12. A method of increasing the activity of an immune cell, comprising contacting the immune cell with the antibody or antigen-binding fragment thereof of any one of claims 1-5.

13. A method of treating a disease, the method comprising administering to a subject in need of treatment a therapeutically effective amount of the antibody or antigen-binding fragment thereof of any one of claims 1-5.

14. The method of claim 13, wherein the disease is selected from the group consisting of: cancer, infectious diseases, transplant rejection, autoimmune diseases, and neurological diseases.

15. The method of claim 13 or 14, comprising administering to the subject a combination of other drugs or therapies.

16. The method of claim 15, wherein the other therapy is selected from the group consisting of: chemotherapy, radiotherapy, targeted therapy, gene therapy, cell therapy, and stem cell therapy.

17. Use of the antibody or antigen-binding fragment thereof of any one of claims 1-5 in the manufacture of a medicament for treating a disease, wherein the disease is selected from the group consisting of: cancer, infectious diseases, transplant rejection, autoimmune diseases, and neurological diseases.

18. The use of claim 17, wherein the medicament is used in combination with other medicaments or therapies.

19. The use of claim 18, wherein the other therapy is selected from the group consisting of: chemotherapy, radiotherapy, targeted therapy, gene therapy, cell therapy, and stem cell therapy.

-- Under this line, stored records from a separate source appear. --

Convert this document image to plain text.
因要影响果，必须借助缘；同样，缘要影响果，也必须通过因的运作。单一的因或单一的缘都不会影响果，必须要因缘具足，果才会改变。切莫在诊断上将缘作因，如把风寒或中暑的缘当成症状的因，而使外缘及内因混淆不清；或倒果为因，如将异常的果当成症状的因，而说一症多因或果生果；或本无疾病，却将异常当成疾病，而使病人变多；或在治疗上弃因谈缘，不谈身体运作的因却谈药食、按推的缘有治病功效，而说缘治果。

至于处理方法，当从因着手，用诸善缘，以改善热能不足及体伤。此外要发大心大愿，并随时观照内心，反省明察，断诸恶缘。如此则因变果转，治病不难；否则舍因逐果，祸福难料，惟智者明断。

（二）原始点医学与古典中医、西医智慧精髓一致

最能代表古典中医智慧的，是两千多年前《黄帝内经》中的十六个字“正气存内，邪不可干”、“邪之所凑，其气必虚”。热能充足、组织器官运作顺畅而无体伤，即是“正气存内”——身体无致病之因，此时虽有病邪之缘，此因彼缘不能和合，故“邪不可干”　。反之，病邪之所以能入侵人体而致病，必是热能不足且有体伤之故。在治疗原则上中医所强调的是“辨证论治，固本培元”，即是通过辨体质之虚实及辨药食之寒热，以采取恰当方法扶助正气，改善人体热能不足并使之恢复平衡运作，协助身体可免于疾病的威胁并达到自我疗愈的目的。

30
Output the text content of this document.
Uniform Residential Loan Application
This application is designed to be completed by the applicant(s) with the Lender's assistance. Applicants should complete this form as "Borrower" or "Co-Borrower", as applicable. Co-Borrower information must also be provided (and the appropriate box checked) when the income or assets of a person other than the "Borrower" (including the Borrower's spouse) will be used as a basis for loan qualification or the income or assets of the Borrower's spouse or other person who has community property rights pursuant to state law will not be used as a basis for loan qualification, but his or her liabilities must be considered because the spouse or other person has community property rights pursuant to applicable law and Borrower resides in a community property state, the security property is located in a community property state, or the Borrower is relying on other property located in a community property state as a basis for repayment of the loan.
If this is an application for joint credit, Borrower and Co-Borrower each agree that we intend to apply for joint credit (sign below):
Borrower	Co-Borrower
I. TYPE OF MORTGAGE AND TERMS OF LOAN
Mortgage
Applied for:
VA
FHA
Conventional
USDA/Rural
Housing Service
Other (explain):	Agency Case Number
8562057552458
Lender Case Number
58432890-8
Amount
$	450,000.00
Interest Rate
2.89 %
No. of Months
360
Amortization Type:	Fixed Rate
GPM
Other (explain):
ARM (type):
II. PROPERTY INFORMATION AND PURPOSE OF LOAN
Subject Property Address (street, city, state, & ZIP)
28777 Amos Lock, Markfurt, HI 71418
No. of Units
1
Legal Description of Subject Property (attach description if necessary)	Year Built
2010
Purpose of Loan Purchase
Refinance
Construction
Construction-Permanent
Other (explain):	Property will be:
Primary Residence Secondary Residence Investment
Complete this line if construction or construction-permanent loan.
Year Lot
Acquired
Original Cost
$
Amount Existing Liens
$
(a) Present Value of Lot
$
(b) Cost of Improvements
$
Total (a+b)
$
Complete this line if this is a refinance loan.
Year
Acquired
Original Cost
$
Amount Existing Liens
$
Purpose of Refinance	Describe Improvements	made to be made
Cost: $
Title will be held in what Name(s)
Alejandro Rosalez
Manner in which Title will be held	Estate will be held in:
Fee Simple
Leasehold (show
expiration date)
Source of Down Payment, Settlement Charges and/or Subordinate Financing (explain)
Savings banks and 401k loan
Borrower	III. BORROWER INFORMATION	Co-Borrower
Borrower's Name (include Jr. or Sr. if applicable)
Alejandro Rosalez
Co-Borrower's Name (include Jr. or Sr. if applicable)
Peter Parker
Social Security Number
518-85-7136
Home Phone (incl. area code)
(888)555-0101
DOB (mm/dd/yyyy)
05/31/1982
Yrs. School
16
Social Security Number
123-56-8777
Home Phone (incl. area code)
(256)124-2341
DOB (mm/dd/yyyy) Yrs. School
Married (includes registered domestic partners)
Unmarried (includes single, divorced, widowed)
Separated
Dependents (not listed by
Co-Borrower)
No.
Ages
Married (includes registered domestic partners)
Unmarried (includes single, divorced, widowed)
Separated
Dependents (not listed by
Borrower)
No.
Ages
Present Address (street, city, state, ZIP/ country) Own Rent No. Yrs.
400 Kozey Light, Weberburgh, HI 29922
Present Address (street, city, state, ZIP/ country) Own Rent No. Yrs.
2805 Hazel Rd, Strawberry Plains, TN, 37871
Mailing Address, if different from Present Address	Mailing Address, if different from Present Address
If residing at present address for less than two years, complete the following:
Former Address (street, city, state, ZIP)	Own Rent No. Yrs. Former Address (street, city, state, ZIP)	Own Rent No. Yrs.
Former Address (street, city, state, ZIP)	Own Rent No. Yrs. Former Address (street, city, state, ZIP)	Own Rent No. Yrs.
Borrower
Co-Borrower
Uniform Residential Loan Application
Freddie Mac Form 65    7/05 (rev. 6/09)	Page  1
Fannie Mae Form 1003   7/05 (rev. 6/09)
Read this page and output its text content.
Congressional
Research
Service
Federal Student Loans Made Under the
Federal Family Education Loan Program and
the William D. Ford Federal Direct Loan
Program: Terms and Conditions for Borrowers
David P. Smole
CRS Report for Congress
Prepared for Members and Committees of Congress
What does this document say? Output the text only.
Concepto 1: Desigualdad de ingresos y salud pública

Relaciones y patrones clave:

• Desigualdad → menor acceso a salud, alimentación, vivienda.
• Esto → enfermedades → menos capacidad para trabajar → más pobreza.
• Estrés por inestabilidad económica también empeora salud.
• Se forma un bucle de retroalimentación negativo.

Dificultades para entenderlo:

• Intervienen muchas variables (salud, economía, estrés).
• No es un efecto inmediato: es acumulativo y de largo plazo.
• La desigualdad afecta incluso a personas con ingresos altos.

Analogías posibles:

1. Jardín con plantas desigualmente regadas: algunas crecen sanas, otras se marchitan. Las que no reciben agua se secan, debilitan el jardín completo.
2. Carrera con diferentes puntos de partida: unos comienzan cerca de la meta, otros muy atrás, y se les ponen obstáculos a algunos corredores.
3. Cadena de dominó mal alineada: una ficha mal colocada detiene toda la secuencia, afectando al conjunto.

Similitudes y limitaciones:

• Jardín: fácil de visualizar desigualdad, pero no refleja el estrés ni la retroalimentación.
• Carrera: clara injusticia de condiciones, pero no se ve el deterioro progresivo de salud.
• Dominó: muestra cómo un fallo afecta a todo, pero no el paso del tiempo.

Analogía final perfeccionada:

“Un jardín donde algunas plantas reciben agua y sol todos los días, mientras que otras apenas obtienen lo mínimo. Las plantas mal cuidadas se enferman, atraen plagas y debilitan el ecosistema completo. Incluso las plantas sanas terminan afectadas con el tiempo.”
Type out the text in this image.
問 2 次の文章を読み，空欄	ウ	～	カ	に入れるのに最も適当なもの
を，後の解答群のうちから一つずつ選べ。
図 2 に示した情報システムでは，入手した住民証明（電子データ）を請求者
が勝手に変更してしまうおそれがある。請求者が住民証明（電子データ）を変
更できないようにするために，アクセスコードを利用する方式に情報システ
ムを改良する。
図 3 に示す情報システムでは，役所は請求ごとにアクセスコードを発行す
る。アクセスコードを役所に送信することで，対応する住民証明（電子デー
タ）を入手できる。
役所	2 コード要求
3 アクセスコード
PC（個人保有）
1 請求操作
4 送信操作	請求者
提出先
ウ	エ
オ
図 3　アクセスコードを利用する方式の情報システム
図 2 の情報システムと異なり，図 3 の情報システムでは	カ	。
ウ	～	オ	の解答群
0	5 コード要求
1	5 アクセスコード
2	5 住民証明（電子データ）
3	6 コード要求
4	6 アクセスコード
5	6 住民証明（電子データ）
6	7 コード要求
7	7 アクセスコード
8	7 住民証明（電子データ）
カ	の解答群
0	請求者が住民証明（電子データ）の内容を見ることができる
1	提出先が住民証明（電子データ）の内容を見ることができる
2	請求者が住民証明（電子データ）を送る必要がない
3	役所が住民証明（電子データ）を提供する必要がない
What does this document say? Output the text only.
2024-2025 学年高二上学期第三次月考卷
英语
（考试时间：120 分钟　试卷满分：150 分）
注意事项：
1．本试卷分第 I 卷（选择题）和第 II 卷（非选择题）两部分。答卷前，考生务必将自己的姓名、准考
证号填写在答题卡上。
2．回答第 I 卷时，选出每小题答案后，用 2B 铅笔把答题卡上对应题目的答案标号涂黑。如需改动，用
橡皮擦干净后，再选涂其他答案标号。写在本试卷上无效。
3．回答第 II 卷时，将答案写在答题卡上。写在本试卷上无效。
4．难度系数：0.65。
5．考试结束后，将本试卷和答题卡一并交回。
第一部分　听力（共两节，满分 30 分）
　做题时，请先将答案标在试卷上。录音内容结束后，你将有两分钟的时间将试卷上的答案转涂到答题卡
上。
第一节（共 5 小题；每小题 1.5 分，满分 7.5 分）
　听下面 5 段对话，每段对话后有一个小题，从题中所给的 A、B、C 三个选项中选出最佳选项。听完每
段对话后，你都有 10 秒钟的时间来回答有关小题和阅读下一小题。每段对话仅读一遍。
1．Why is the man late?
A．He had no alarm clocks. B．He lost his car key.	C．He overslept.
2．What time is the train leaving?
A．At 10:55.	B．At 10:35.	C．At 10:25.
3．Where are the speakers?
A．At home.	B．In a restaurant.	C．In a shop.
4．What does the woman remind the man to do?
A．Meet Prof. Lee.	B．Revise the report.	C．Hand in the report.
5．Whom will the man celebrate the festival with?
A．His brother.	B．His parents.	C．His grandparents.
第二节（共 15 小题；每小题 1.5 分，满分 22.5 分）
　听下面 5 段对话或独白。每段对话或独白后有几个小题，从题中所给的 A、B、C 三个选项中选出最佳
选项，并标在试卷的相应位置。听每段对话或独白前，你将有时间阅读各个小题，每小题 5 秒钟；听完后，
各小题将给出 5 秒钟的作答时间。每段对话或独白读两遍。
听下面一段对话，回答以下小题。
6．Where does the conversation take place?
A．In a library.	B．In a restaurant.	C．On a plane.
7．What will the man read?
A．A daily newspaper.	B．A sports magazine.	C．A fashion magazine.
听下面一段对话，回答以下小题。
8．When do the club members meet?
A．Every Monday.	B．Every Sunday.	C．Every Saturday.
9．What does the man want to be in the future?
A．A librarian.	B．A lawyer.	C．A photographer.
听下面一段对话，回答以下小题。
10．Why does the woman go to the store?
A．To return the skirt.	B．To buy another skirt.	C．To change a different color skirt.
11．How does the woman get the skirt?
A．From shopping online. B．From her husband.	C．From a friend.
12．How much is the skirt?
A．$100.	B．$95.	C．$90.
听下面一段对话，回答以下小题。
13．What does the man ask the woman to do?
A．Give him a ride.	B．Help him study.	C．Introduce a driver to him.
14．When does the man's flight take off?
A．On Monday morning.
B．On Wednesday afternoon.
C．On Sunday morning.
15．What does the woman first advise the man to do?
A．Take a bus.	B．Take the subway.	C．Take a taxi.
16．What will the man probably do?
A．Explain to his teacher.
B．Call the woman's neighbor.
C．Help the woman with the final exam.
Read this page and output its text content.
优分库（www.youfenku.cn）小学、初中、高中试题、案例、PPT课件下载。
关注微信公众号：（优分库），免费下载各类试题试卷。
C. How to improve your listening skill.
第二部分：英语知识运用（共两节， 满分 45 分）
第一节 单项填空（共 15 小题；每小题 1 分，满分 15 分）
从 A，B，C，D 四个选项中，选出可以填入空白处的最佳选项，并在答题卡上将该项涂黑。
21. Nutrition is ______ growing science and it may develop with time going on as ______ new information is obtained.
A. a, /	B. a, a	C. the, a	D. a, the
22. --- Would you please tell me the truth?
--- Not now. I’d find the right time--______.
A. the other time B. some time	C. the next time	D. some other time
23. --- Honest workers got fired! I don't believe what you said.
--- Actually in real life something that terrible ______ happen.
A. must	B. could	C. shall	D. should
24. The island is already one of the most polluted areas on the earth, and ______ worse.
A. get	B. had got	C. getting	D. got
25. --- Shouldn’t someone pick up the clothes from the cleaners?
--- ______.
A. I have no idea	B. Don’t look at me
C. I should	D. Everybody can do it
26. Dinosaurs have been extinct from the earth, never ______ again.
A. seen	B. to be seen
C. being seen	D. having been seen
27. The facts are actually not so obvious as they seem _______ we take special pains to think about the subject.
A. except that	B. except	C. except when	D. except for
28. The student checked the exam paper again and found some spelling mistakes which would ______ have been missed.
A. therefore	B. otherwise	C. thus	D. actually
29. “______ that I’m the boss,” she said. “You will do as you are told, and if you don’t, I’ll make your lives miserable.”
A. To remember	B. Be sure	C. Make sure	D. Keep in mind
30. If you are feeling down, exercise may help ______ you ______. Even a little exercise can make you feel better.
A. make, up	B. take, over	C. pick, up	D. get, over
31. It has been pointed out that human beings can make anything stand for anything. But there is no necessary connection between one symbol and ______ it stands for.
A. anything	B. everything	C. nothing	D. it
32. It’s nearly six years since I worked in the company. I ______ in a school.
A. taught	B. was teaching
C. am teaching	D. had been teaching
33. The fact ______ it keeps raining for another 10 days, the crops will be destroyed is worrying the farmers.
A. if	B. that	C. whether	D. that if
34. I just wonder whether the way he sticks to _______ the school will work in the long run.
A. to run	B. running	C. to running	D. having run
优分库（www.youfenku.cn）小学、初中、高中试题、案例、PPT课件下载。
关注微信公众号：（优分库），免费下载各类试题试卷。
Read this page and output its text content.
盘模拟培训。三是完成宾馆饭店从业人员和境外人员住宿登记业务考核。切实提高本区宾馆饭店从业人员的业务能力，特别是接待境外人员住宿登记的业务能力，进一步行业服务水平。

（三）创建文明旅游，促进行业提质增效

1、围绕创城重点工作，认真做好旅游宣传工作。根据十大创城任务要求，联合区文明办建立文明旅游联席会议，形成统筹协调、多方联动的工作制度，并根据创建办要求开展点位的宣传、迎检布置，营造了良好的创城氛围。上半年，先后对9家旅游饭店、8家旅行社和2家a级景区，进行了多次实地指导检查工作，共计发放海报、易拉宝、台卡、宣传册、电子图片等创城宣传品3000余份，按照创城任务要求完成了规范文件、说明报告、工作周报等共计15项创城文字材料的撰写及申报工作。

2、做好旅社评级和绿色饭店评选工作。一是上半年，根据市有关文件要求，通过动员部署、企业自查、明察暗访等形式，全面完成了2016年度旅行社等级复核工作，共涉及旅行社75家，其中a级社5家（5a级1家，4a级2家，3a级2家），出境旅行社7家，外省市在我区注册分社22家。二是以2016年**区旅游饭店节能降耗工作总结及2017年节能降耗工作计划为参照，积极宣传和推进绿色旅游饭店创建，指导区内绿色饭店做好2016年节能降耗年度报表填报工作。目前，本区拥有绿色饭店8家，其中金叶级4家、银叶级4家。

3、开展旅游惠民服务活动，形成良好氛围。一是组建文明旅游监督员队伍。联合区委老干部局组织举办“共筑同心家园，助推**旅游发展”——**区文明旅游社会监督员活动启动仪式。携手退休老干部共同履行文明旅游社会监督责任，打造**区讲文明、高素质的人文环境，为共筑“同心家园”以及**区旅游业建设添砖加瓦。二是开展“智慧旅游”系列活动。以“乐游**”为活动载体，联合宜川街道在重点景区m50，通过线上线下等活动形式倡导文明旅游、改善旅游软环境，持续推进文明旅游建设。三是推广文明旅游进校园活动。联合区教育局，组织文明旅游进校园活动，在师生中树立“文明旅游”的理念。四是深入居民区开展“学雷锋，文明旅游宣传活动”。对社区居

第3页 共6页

20. A method of modulating a function of a cell, comprising delivering into the cell a polynucleotide sequence encoding the antibody or antigen-binding fragment thereof of any one of claims 1-5.

21. The method of claim 20, wherein the method is for gene therapy, CAR-T therapy, or CRISPR therapy.